Producción agropecuaria: diferencias impositivas entre provincias y la exención de IIBB en Misiones
Producción primaria, qué provincias eximen del pago de Ingresos Brutos y cómo se compara el régimen de Misiones.
La carga tributaria sobre la producción agropecuaria y forestal muestra diferencias significativas entre provincias. Mientras algunas jurisdicciones aplican alícuotas que rondan entre el 0,5% y el 1,5%, Misiones se destaca por mantener una política de exención total en virtud de la Ley XXII – N.º 35, que protege a los productores primarios locales de impuestos provinciales, tasas y contribuciones.
La presión fiscal sobre el sector primario
El Impuesto sobre los Ingresos Brutos (IIBB) constituye una de las principales fuentes de recaudación de las provincias argentinas. Sin embargo, su aplicación al sector primario ha sido históricamente objeto de debate. La actividad agropecuaria, ganadera, forestal y de caza se caracteriza por ciclos productivos largos y alta exposición a variaciones climáticas y de precios, por lo que diversos gobiernos provinciales optaron por aliviar la carga fiscal con alícuotas reducidas o exenciones totales.

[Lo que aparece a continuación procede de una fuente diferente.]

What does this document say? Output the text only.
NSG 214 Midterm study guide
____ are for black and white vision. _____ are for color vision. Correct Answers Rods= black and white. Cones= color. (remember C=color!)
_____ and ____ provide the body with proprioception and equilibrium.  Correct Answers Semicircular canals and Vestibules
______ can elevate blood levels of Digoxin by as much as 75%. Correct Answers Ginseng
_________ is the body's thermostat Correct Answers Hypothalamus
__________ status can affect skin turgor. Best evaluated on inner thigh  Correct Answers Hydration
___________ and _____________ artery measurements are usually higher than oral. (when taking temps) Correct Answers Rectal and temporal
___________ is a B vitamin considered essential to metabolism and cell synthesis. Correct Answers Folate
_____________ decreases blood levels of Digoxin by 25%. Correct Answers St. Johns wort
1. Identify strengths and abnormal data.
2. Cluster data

En 2025, según la comparación de regímenes fiscales, la mayoría de las provincias aplica tasas entre 0,5% y 1,5% a la producción primaria. Ejemplos destacados:
- Corrientes: 1,15%
- Chaco: 0,5%
- Entre Ríos: 1%
- San Juan: 1,5%
- La Pampa, Río Negro, Santa Cruz y Tierra del Fuego: 0,0% (exentas)
En contraste, otras jurisdicciones, como Buenos Aires, Córdoba, Mendoza y Tucumán, aplican tasas que oscilan entre 0,75% y 1,2%.
El caso Misiones: un régimen de protección fiscal consolidado
En Misiones, la Ley XXII – N.º 35, artículo 157, establece que los ingresos derivados de actividades agropecuarias, silvicultura, pesca y otras actividades extractivas están exentos del pago de impuestos provinciales, incluidos Ingresos Brutos, tasas y contribuciones.
Esta decisión coloca a la provincia en una posición diferencial respecto de la mayoría de las jurisdicciones del país, al eliminar la presión impositiva sobre el eslabón primario de la cadena productiva. El objetivo declarado de la norma es favorecer la competitividad de los productores misioneros, en un contexto donde los costos asociados a insumos, combustibles y logística aumentaron de manera sostenida en los últimos años.
Un modelo en disputa
La exención de Misiones es valorada por productores locales como un incentivo directo a la inversión y a la permanencia en el campo. En contraste, en provincias donde se aplican alícuotas sobre Ingresos Brutos, las asociaciones rurales advierten que el impuesto opera como un costo acumulativo, que reduce márgenes y complica la rentabilidad de las economías regionales.
El impacto político y económico de estas diferencias es significativo: Para Misiones, la exención representa una ventaja competitiva frente a provincias vecinas, especialmente en sectores como la forestación, la yerba mate y el tabaco. Para las provincias que mantienen alícuotas, la recaudación se sostiene a costa de mayor presión fiscal sobre productores.
La discusión se inserta además en un debate más amplio sobre la armonización tributaria nacional, en la que algunos especialistas plantean la necesidad de revisar el rol del Impuesto a los Ingresos Brutos por su carácter distorsivo.
La continuidad de la exención en Misiones fortalece su estrategia de promoción productiva y arraigo rural, aunque abre el interrogante sobre la sustentabilidad fiscal a largo plazo, dado que renuncia a una fuente de ingresos provinciales.
El escenario proyectado muestra que, en un contexto de alta inflación y recesión, más provincias podrían verse presionadas a ajustar sus políticas impositivas para sostener al sector primario. En ese marco, Misiones aparece como un caso testigo en la discusión sobre si el alivio fiscal genera más beneficios productivos que la recaudación inmediata.